Bonus1: Dont forget to go through how to properly configure track and health-check. For example if interface goes down on R1:LAN you might want to failover. Or for the case where R1:LAN is up but cannot reach gateway but R2:LAN can then its time to perform a failover.

Bonus2: By default preemption is enabled. This means that the router with highest priority will always be active (until VRRP decides it shouldnt). This means if R1 failover to R2 for whatever reason and then recovers then R2 will failback to R1. With preemption disabled (my recommendation) then after failover to R2 the traffic will remain at R2 until VRRP decides that R2 is no good (and failover to R1).

Ref:

https://docs.vyos.io/en/latest/configuration/highavailability/index.html

blason · September 15, 2023, 2:16am

That is fantastic explanation and really appreciate that. So I can pretty much use phyiscal IP on separate network while VRRP can be on another one?

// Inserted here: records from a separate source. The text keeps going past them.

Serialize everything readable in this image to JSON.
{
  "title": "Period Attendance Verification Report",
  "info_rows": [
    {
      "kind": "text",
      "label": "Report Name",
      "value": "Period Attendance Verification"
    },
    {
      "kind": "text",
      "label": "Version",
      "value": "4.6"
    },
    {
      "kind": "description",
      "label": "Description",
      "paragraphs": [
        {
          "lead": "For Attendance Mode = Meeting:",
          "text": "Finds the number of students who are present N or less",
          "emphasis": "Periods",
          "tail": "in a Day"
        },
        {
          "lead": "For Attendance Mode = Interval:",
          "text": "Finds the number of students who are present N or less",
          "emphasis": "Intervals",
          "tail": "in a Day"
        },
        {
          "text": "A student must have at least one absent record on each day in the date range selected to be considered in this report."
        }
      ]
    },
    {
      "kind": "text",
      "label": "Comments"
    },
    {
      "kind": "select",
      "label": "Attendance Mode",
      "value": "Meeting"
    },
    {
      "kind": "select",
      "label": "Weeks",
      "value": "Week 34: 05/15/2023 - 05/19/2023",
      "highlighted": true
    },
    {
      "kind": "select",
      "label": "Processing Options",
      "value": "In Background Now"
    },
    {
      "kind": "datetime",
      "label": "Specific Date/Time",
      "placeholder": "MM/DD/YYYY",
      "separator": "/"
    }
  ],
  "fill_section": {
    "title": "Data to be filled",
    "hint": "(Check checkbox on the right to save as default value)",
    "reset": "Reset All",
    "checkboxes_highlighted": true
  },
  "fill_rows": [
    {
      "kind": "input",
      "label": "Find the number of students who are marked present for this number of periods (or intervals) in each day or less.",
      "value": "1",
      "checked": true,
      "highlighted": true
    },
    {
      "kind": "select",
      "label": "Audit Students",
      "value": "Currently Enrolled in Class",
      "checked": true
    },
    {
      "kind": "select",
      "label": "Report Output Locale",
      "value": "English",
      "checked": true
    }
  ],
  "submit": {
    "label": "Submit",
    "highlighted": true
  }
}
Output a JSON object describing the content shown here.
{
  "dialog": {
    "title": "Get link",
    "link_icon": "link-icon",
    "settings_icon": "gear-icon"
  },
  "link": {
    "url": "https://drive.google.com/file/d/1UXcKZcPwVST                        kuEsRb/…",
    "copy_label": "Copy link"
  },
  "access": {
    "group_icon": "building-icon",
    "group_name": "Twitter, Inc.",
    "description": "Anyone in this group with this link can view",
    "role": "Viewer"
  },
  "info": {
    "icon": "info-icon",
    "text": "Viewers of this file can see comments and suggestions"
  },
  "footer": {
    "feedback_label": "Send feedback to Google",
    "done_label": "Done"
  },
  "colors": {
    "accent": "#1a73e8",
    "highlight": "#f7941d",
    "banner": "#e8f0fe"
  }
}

EDIT: By the way what is the version you used?1.3.2 or 1.4?

Apachez · September 15, 2023, 2:53am

Yes, that is my impression that it should work fine to use different IP/MASK for the physical interfaces vs the VIP. For example R1: 192.168.0.1/24, R2: 192.168.0.2/24 and then the VIP: 10.0.0.1/24.

However you normally dont do that because you have a linknet between two sets of devices lets say firewall and router so you put the VIP within the same range as the physical interface, like so (example 169.254.1.0/29):

Downstream VIP:     169.254.1.1/29
Downstream Device1: 169.254.1.2/29
Downstream Device2: 169.254.1.3/29
Upstream Device2:   169.254.1.4/29
Upstream Device1:   169.254.1.5/29
Upstream VIP:       169.254.1.6/29

Where the design is the downstream devices have the lowest IP-addresses and the upstream devices have the highest. So in the above example a downstream device having a lets say default route it would point to 169.254.1.6 as nexthop. While the upstream device pointing out whatever network the downstream is having behind it would use 169.254.1.1 as nexthop.

The upstream/downstream hosts should normally only interact with the VIP address which gives that the physical addresses can very well be linklocal that is 169.254.1.0 - 169.254.254.255 (169.254.0.0/24 and 169.254.255.0/24 are reserved in RFC3927).

For example in my previous example they could be (dont forget to change hello-source-addressand peer-address if changing the physical IP addresses):

MGMT: eth0 (R1: 169.254.100.1/24, R2: 169.254.100.2/24)
SYNC: eth1 (R1: 169.254.101.1/24, R2: 169.254.101.2/24)
WAN:  eth2 (R1: 169.254.102.1/24, R2: 169.254.102.2/24)
DMZ:  eth3 (R1: 169.254.103.1/24, R2: 169.254.103.2/24)
LAN:  eth4 (R1: 169.254.104.1/24, R2: 169.254.104.2/24)

And then you use whatever IP-addresses you like as VIP in each VRRP-group.

I have been using the latest 1.5-rolling currently VyOS 1.5-rolling-202309130022. But the syntax should be same for 1.4-rolling that is from this year (or newer).

But when it comes to rolling I would recommend always use the latest (if you are on the rolling train) due to all the optimizations and fixes thats made to that. Or call it a day and just compile 1.3.3 yourself but then some new features and fixes will not exist in that.